The gift you have the power to give, but not the will to, is one of emotional self sacrifice...putting someone else's happiness over your own, just because she is worth that much to you.  The kinky stuff probably made you feel some submission, but no strings non-kinky service would have made you feel it even more keenly.  
 
This was a lost opportunity to discover more about yourself, to grow.  To force yourself to bend instead of trying to force her to bend to your will.
 
I hope this was the right decision for you to make, and I really do wish you luck in your next relationship.




mnottertail -> RE: Is there something wrong with splitting the costs? (7/29/2010 5:58:11 AM)

OK, shit, that other thread is gone and so is my advertisement. 

So let me restate this in no uncertain terms.

Any of you girls wanna pop by the house and give me a blowjob?

Ron




BoiJen -> RE: Is there something wrong with splitting the costs? (7/29/2010 6:54:58 AM)

quote:

ORIGINAL: WhipStich81

i gave her three years of my lifeb i am owed whatever i want. i wont get that time back.


You didn't give her three years of your life though. She won't get that time back either, so from how I see it YOU owe HER the cross anyways. Cuz for three years she did the work. She played with you the way you wanted while you just laid there and get the play in. She did the work asking you if you were happy and you lied, she didn't. She did the work in communicating because she told you what you could expect from her, did it, and you ignored it.

For three years she did stuff for you. Physical stuff, for you.

What, in those three years, did you do for her other then sit there and get your fantasy fulfilled?

boi




porcelaine -> RE: Is there something wrong with splitting the costs? (7/29/2010 7:03:00 AM)

I've read the recent comments and I'm really confused. The situation isn't hard to decipher and I'm shocked the OP ever posted it in all truth. I think LadyPact nailed this in the previous thread and she was very nice in her comments. It would appear that the submissive is taking a hit and while I believe his behavior is deplorable the fact remains she chose him.
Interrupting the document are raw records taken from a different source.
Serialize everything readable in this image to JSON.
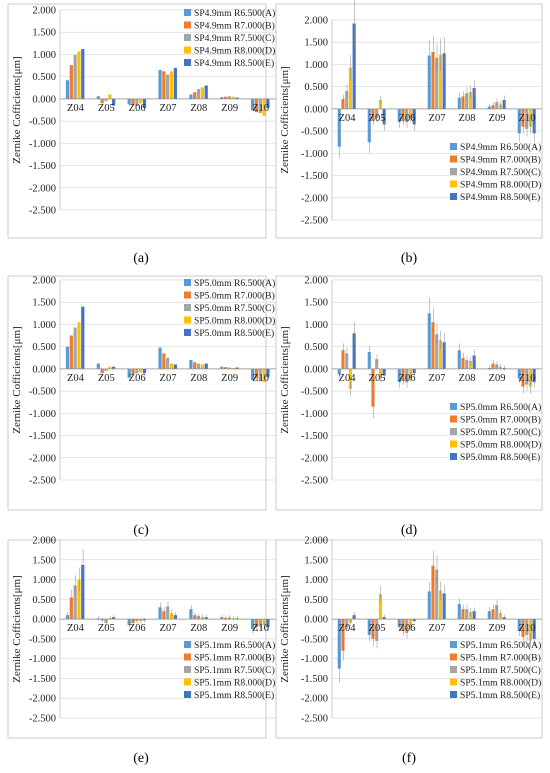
{
  "colors": {
    "A": "#5b9bd5",
    "B": "#ed7d31",
    "C": "#a5a5a5",
    "D": "#ffc000",
    "E": "#4472c4",
    "grid": "#d9d9d9",
    "frame": "#bfbfbf"
  },
  "chart_data": [
    {
      "type": "bar",
      "panel": "(a)",
      "ylabel": "Zernike Cofficients[μm]",
      "ylim": [
        -2.5,
        2.0
      ],
      "yticks": [
        "2.000",
        "1.500",
        "1.000",
        "0.500",
        "0.000",
        "-0.500",
        "-1.000",
        "-1.500",
        "-2.000",
        "-2.500"
      ],
      "categories": [
        "Z04",
        "Z05",
        "Z06",
        "Z07",
        "Z08",
        "Z09",
        "Z10"
      ],
      "legend_position": "top-right",
      "series": [
        {
          "name": "SP4.9mm R6.500(A)",
          "key": "A",
          "values": [
            0.42,
            0.06,
            -0.12,
            0.65,
            0.1,
            0.04,
            -0.25
          ]
        },
        {
          "name": "SP4.9mm R7.000(B)",
          "key": "B",
          "values": [
            0.76,
            -0.1,
            -0.14,
            0.62,
            0.15,
            0.05,
            -0.3
          ]
        },
        {
          "name": "SP4.9mm R7.500(C)",
          "key": "C",
          "values": [
            0.99,
            -0.05,
            -0.16,
            0.55,
            0.22,
            0.06,
            -0.32
          ]
        },
        {
          "name": "SP4.9mm R8.000(D)",
          "key": "D",
          "values": [
            1.07,
            0.1,
            -0.1,
            0.62,
            0.26,
            0.05,
            -0.38
          ]
        },
        {
          "name": "SP4.9mm R8.500(E)",
          "key": "E",
          "values": [
            1.12,
            -0.15,
            -0.2,
            0.7,
            0.3,
            0.03,
            -0.2
          ]
        }
      ]
    },
    {
      "type": "bar",
      "panel": "(b)",
      "ylabel": "Zernike Cofficients[μm]",
      "ylim": [
        -2.5,
        2.0
      ],
      "yticks": [
        "2.000",
        "1.500",
        "1.000",
        "0.500",
        "0.000",
        "-0.500",
        "-1.000",
        "-1.500",
        "-2.000",
        "-2.500"
      ],
      "categories": [
        "Z04",
        "Z05",
        "Z06",
        "Z07",
        "Z08",
        "Z09",
        "Z10"
      ],
      "legend_position": "bottom-right",
      "series": [
        {
          "name": "SP4.9mm R6.500(A)",
          "key": "A",
          "values": [
            -0.85,
            -0.75,
            -0.3,
            1.2,
            0.25,
            0.05,
            -0.55
          ]
        },
        {
          "name": "SP4.9mm R7.000(B)",
          "key": "B",
          "values": [
            0.22,
            -0.25,
            -0.25,
            1.28,
            0.28,
            0.08,
            -0.4
          ]
        },
        {
          "name": "SP4.9mm R7.500(C)",
          "key": "C",
          "values": [
            0.4,
            -0.2,
            -0.3,
            1.15,
            0.35,
            0.15,
            -0.45
          ]
        },
        {
          "name": "SP4.9mm R8.000(D)",
          "key": "D",
          "values": [
            0.93,
            0.2,
            -0.2,
            1.22,
            0.38,
            0.1,
            -0.4
          ]
        },
        {
          "name": "SP4.9mm R8.500(E)",
          "key": "E",
          "values": [
            1.92,
            -0.35,
            -0.35,
            1.25,
            0.47,
            0.2,
            -0.55
          ]
        }
      ]
    },
    {
      "type": "bar",
      "panel": "(c)",
      "ylabel": "Zernike Cofficients[μm]",
      "ylim": [
        -2.5,
        2.0
      ],
      "yticks": [
        "2.000",
        "1.500",
        "1.000",
        "0.500",
        "0.000",
        "-0.500",
        "-1.000",
        "-1.500",
        "-2.000",
        "-2.500"
      ],
      "categories": [
        "Z04",
        "Z05",
        "Z06",
        "Z07",
        "Z08",
        "Z09",
        "Z10"
      ],
      "legend_position": "top-right",
      "series": [
        {
          "name": "SP5.0mm R6.500(A)",
          "key": "A",
          "values": [
            0.5,
            0.12,
            -0.2,
            0.48,
            0.2,
            0.05,
            -0.25
          ]
        },
        {
          "name": "SP5.0mm R7.000(B)",
          "key": "B",
          "values": [
            0.75,
            -0.1,
            -0.12,
            0.35,
            0.15,
            0.04,
            -0.22
          ]
        },
        {
          "name": "SP5.0mm R7.500(C)",
          "key": "C",
          "values": [
            0.93,
            -0.05,
            -0.1,
            0.25,
            0.12,
            0.03,
            -0.28
          ]
        },
        {
          "name": "SP5.0mm R8.000(D)",
          "key": "D",
          "values": [
            1.05,
            0.05,
            -0.08,
            0.12,
            0.1,
            0.02,
            -0.3
          ]
        },
        {
          "name": "SP5.0mm R8.500(E)",
          "key": "E",
          "values": [
            1.4,
            0.05,
            -0.1,
            0.1,
            0.12,
            0.03,
            -0.18
          ]
        }
      ]
    },
    {
      "type": "bar",
      "panel": "(d)",
      "ylabel": "Zernike Cofficients[μm]",
      "ylim": [
        -2.5,
        2.0
      ],
      "yticks": [
        "2.000",
        "1.500",
        "1.000",
        "0.500",
        "0.000",
        "-0.500",
        "-1.000",
        "-1.500",
        "-2.000",
        "-2.500"
      ],
      "categories": [
        "Z04",
        "Z05",
        "Z06",
        "Z07",
        "Z08",
        "Z09",
        "Z10"
      ],
      "legend_position": "bottom-right",
      "series": [
        {
          "name": "SP5.0mm R6.500(A)",
          "key": "A",
          "values": [
            -0.12,
            0.38,
            -0.3,
            1.25,
            0.42,
            0.02,
            -0.22
          ]
        },
        {
          "name": "SP5.0mm R7.000(B)",
          "key": "B",
          "values": [
            0.42,
            -0.85,
            -0.25,
            1.05,
            0.25,
            0.12,
            -0.4
          ]
        },
        {
          "name": "SP5.0mm R7.500(C)",
          "key": "C",
          "values": [
            0.35,
            0.22,
            -0.3,
            0.78,
            0.2,
            0.1,
            -0.35
          ]
        },
        {
          "name": "SP5.0mm R8.000(D)",
          "key": "D",
          "values": [
            -0.45,
            -0.2,
            -0.2,
            0.65,
            0.18,
            0.05,
            -0.4
          ]
        },
        {
          "name": "SP5.0mm R8.500(E)",
          "key": "E",
          "values": [
            0.8,
            -0.15,
            -0.1,
            0.6,
            0.3,
            0.02,
            -0.3
          ]
        }
      ]
    },
    {
      "type": "bar",
      "panel": "(e)",
      "ylabel": "Zernike Cofficients[μm]",
      "ylim": [
        -2.5,
        2.0
      ],
      "yticks": [
        "2.000",
        "1.500",
        "1.000",
        "0.500",
        "0.000",
        "-0.500",
        "-1.000",
        "-1.500",
        "-2.000",
        "-2.500"
      ],
      "categories": [
        "Z04",
        "Z05",
        "Z06",
        "Z07",
        "Z08",
        "Z09",
        "Z10"
      ],
      "legend_position": "bottom-right",
      "series": [
        {
          "name": "SP5.1mm R6.500(A)",
          "key": "A",
          "values": [
            0.1,
            0.02,
            -0.15,
            0.3,
            0.25,
            0.05,
            -0.25
          ]
        },
        {
          "name": "SP5.1mm R7.000(B)",
          "key": "B",
          "values": [
            0.55,
            -0.03,
            -0.1,
            0.2,
            0.1,
            0.03,
            -0.2
          ]
        },
        {
          "name": "SP5.1mm R7.500(C)",
          "key": "C",
          "values": [
            0.85,
            -0.1,
            -0.05,
            0.32,
            0.08,
            0.04,
            -0.18
          ]
        },
        {
          "name": "SP5.1mm R8.000(D)",
          "key": "D",
          "values": [
            1.0,
            0.03,
            -0.05,
            0.15,
            0.05,
            0.02,
            -0.15
          ]
        },
        {
          "name": "SP5.1mm R8.500(E)",
          "key": "E",
          "values": [
            1.37,
            0.05,
            -0.03,
            0.1,
            0.05,
            0.02,
            -0.2
          ]
        }
      ]
    },
    {
      "type": "bar",
      "panel": "(f)",
      "ylabel": "Zernike Cofficients[μm]",
      "ylim": [
        -2.5,
        2.0
      ],
      "yticks": [
        "2.000",
        "1.500",
        "1.000",
        "0.500",
        "0.000",
        "-0.500",
        "-1.000",
        "-1.500",
        "-2.000",
        "-2.500"
      ],
      "categories": [
        "Z04",
        "Z05",
        "Z06",
        "Z07",
        "Z08",
        "Z09",
        "Z10"
      ],
      "legend_position": "bottom-right",
      "series": [
        {
          "name": "SP5.1mm R6.500(A)",
          "key": "A",
          "values": [
            -1.25,
            -0.4,
            -0.2,
            0.7,
            0.38,
            0.2,
            -0.3
          ]
        },
        {
          "name": "SP5.1mm R7.000(B)",
          "key": "B",
          "values": [
            -0.8,
            -0.5,
            -0.3,
            1.35,
            0.25,
            0.25,
            -0.45
          ]
        },
        {
          "name": "SP5.1mm R7.500(C)",
          "key": "C",
          "values": [
            -0.2,
            -0.55,
            -0.35,
            1.25,
            0.25,
            0.35,
            -0.4
          ]
        },
        {
          "name": "SP5.1mm R8.000(D)",
          "key": "D",
          "values": [
            -0.1,
            0.63,
            -0.2,
            0.72,
            0.18,
            0.15,
            -0.55
          ]
        },
        {
          "name": "SP5.1mm R8.500(E)",
          "key": "E",
          "values": [
            0.1,
            0.05,
            -0.05,
            0.65,
            0.2,
            0.05,
            -0.5
          ]
        }
      ]
    }
  ]
}
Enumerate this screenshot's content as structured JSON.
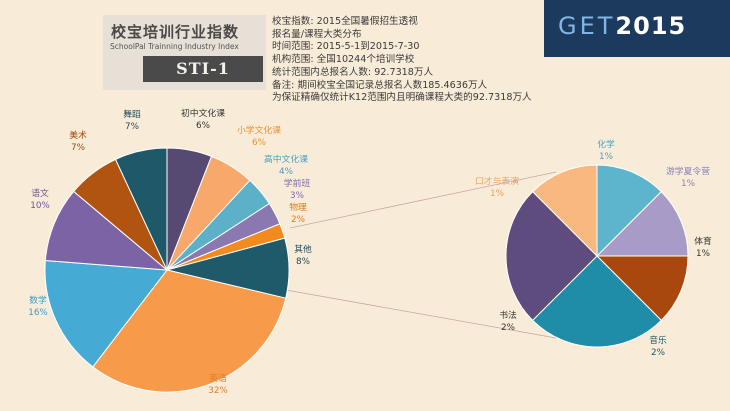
{
  "logo": {
    "title": "校宝培训行业指数",
    "subtitle": "SchoolPal Trainning Industry Index",
    "code": "STI-1"
  },
  "brand": {
    "get_letters": "GET",
    "year": "2015"
  },
  "info_lines": [
    "校宝指数:  2015全国暑假招生透视",
    "                  报名量/课程大类分布",
    "时间范围:  2015-5-1到2015-7-30",
    "机构范围:  全国10244个培训学校",
    "统计范围内总报名人数:  92.7318万人",
    "备注:  期间校宝全国记录总报名人数185.4636万人",
    "            为保证精确仅统计K12范围内且明确课程大类的92.7318万人"
  ],
  "chart_data": [
    {
      "type": "pie",
      "title": "",
      "slices": [
        {
          "label": "初中文化课",
          "value": 6,
          "display": "6%",
          "color": "#564a73",
          "label_color": "#333333"
        },
        {
          "label": "小学文化课",
          "value": 6,
          "display": "6%",
          "color": "#f7a86a",
          "label_color": "#e8902e"
        },
        {
          "label": "高中文化课",
          "value": 4,
          "display": "4%",
          "color": "#5cb0c8",
          "label_color": "#4a9fbf"
        },
        {
          "label": "学前班",
          "value": 3,
          "display": "3%",
          "color": "#8a78b0",
          "label_color": "#7e6aa6"
        },
        {
          "label": "物理",
          "value": 2,
          "display": "2%",
          "color": "#f28a1e",
          "label_color": "#e37a10"
        },
        {
          "label": "其他",
          "value": 8,
          "display": "8%",
          "color": "#1e5a6a",
          "label_color": "#1e4a5a"
        },
        {
          "label": "英语",
          "value": 32,
          "display": "32%",
          "color": "#f79a4a",
          "label_color": "#e07e2a"
        },
        {
          "label": "数学",
          "value": 16,
          "display": "16%",
          "color": "#45aad4",
          "label_color": "#3a9ac8"
        },
        {
          "label": "语文",
          "value": 10,
          "display": "10%",
          "color": "#7c63a6",
          "label_color": "#6e5596"
        },
        {
          "label": "美术",
          "value": 7,
          "display": "7%",
          "color": "#b05410",
          "label_color": "#a04a0c"
        },
        {
          "label": "舞蹈",
          "value": 7,
          "display": "7%",
          "color": "#1f5868",
          "label_color": "#1f4a5a"
        }
      ]
    },
    {
      "type": "pie",
      "title": "",
      "slices": [
        {
          "label": "化学",
          "value": 1,
          "display": "1%",
          "color": "#5cb5cc",
          "label_color": "#4aa3c4"
        },
        {
          "label": "游学夏令营",
          "value": 1,
          "display": "1%",
          "color": "#a99bc8",
          "label_color": "#8c80b6"
        },
        {
          "label": "体育",
          "value": 1,
          "display": "1%",
          "color": "#a8480e",
          "label_color": "#333333"
        },
        {
          "label": "音乐",
          "value": 2,
          "display": "2%",
          "color": "#1f8ca8",
          "label_color": "#1f5a6a"
        },
        {
          "label": "书法",
          "value": 2,
          "display": "2%",
          "color": "#5e4c7e",
          "label_color": "#333333"
        },
        {
          "label": "口才与表演",
          "value": 1,
          "display": "1%",
          "color": "#f8b880",
          "label_color": "#e8a060"
        }
      ]
    }
  ]
}
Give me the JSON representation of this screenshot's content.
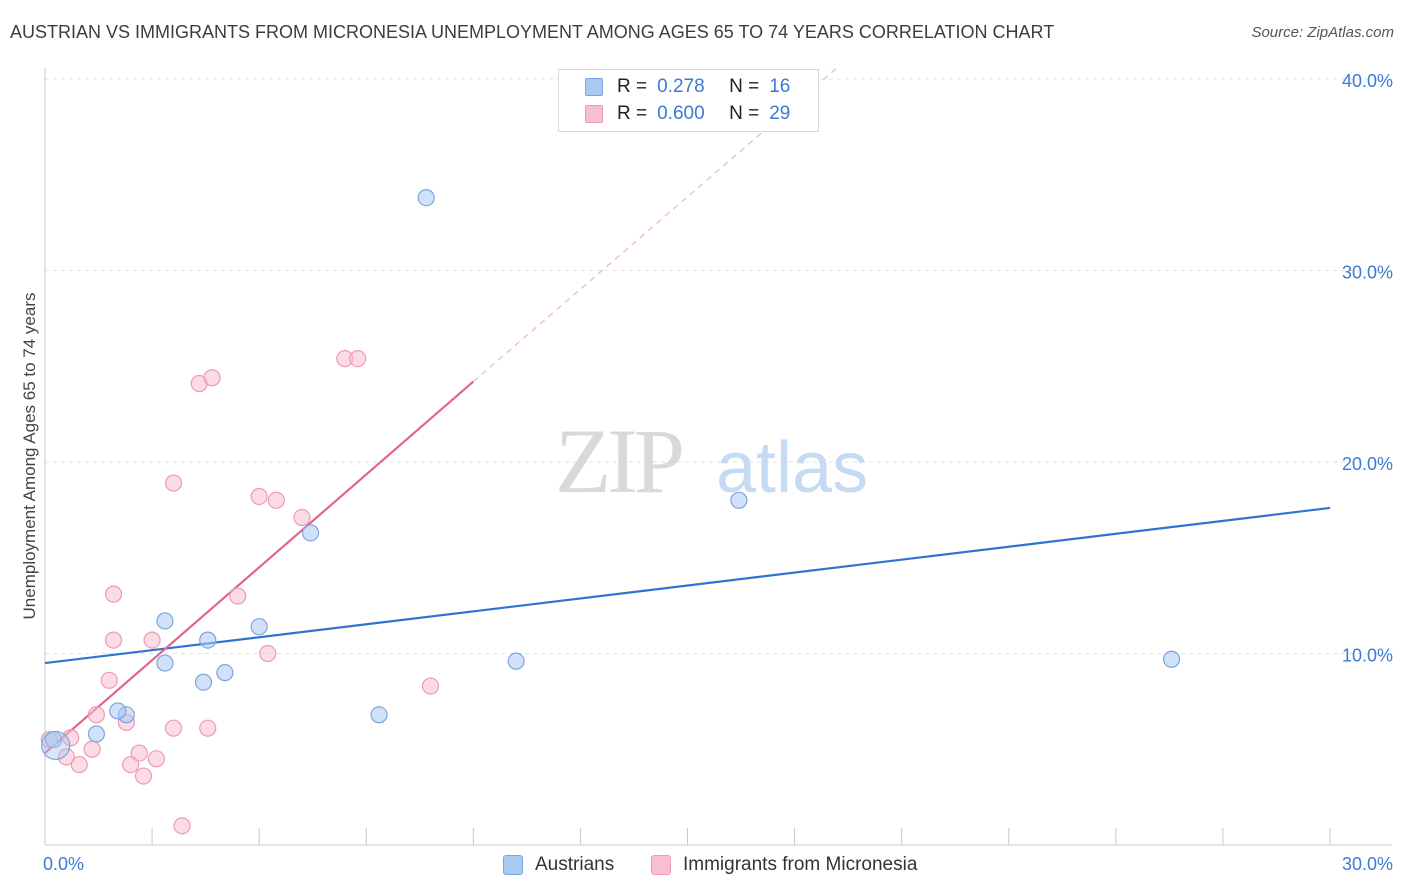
{
  "title": "AUSTRIAN VS IMMIGRANTS FROM MICRONESIA UNEMPLOYMENT AMONG AGES 65 TO 74 YEARS CORRELATION CHART",
  "source": "Source: ZipAtlas.com",
  "watermark": {
    "zip": "ZIP",
    "atlas": "atlas"
  },
  "legend": {
    "rows": [
      {
        "r_label": "R =",
        "r_value": "0.278",
        "n_label": "N =",
        "n_value": "16"
      },
      {
        "r_label": "R =",
        "r_value": "0.600",
        "n_label": "N =",
        "n_value": "29"
      }
    ]
  },
  "bottom_legend": {
    "austrians": "Austrians",
    "micronesia": "Immigrants from Micronesia"
  },
  "colors": {
    "blue_fill": "#a9c8f2",
    "blue_stroke": "#7aa6df",
    "blue_line": "#2f73d2",
    "pink_fill": "#f7bfd0",
    "pink_stroke": "#ee9ab5",
    "pink_line": "#e2638e",
    "axis_text": "#3a7bd5",
    "grid": "#e2e2e2"
  },
  "chart_data": {
    "type": "scatter",
    "title": "AUSTRIAN VS IMMIGRANTS FROM MICRONESIA UNEMPLOYMENT AMONG AGES 65 TO 74 YEARS CORRELATION CHART",
    "xlabel": "",
    "ylabel": "Unemployment Among Ages 65 to 74 years",
    "xlim": [
      0,
      30
    ],
    "ylim": [
      0,
      40
    ],
    "x_tick_labels": [
      "0.0%",
      "30.0%"
    ],
    "y_ticks": [
      10,
      20,
      30,
      40
    ],
    "y_tick_labels": [
      "10.0%",
      "20.0%",
      "30.0%",
      "40.0%"
    ],
    "series": [
      {
        "name": "Austrians",
        "color": "blue",
        "R": 0.278,
        "N": 16,
        "points": [
          [
            0.2,
            5.5
          ],
          [
            1.2,
            5.8
          ],
          [
            1.9,
            6.8
          ],
          [
            1.7,
            7.0
          ],
          [
            2.8,
            9.5
          ],
          [
            2.8,
            11.7
          ],
          [
            3.8,
            10.7
          ],
          [
            3.7,
            8.5
          ],
          [
            4.2,
            9.0
          ],
          [
            5.0,
            11.4
          ],
          [
            6.2,
            16.3
          ],
          [
            7.8,
            6.8
          ],
          [
            8.9,
            33.8
          ],
          [
            11.0,
            9.6
          ],
          [
            16.2,
            18.0
          ],
          [
            26.3,
            9.7
          ]
        ],
        "trend": {
          "x0": 0,
          "y0": 9.5,
          "x1": 30,
          "y1": 17.6
        }
      },
      {
        "name": "Immigrants from Micronesia",
        "color": "pink",
        "R": 0.6,
        "N": 29,
        "points": [
          [
            0.1,
            5.5
          ],
          [
            0.6,
            5.6
          ],
          [
            1.1,
            5.0
          ],
          [
            0.5,
            4.6
          ],
          [
            0.8,
            4.2
          ],
          [
            1.2,
            6.8
          ],
          [
            1.5,
            8.6
          ],
          [
            1.6,
            10.7
          ],
          [
            1.9,
            6.4
          ],
          [
            2.0,
            4.2
          ],
          [
            2.3,
            3.6
          ],
          [
            2.2,
            4.8
          ],
          [
            1.6,
            13.1
          ],
          [
            2.5,
            10.7
          ],
          [
            2.6,
            4.5
          ],
          [
            3.0,
            18.9
          ],
          [
            3.0,
            6.1
          ],
          [
            3.2,
            1.0
          ],
          [
            3.6,
            24.1
          ],
          [
            3.8,
            6.1
          ],
          [
            3.9,
            24.4
          ],
          [
            4.5,
            13.0
          ],
          [
            5.0,
            18.2
          ],
          [
            5.2,
            10.0
          ],
          [
            5.4,
            18.0
          ],
          [
            6.0,
            17.1
          ],
          [
            7.0,
            25.4
          ],
          [
            7.3,
            25.4
          ],
          [
            9.0,
            8.3
          ]
        ],
        "trend": {
          "x0": 0,
          "y0": 4.8,
          "x1": 10.0,
          "y1": 24.2
        },
        "trend_extension": {
          "x0": 10.0,
          "y0": 24.2,
          "x1": 18.5,
          "y1": 40.6
        }
      }
    ]
  }
}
Fact. You dealt with a man that didn't spend money on you.
Fact. You entertained the idea of sharing the cost for a piece of equipment you didn't want and couldn't afford.
Fact. You suggested that the man that never parts with his cash ante up for this.
Reasoning. It was his idea and an equitable split makes sense.
Reality. He doesn't spend cash on you. Period.

And that means if he wasn't doing it before he wasn't going to transmute into Mister Generosity. He didn't become this way overnight. It was always there and you accepted it. Whether it was an agreement or not is pointless. But this is how you've lived for three years. I wouldn't expect him to change and if you presented this situation to ANY woman not in kink she'd tell you the same. So in my not so humble opinion asking a man that has no financial investment in a three year relationship to start contributing when you accepted his lack of provision is a little foolhardy. What did you think he was going to say? I mean really.

And if your submissive could talk you into spending money you didn't have when you're the one in charge that's another problem. No would have ended this debacle a long time ago. And you didn't need a thread on the Internet to tell you what was right before your eyes. Maybe you didn't want to see it. But it's pretty hard to ignore right now.

This is ridiculous. You catered to your subordinate and forgot the line in the process. You are the leader and because there was no effective leadership in this situation he's out of control and ran roughshod over you. And I'm not about to point fingers at him when your earlier posts reference him sulking and not talking to you. Once again, who's running the show?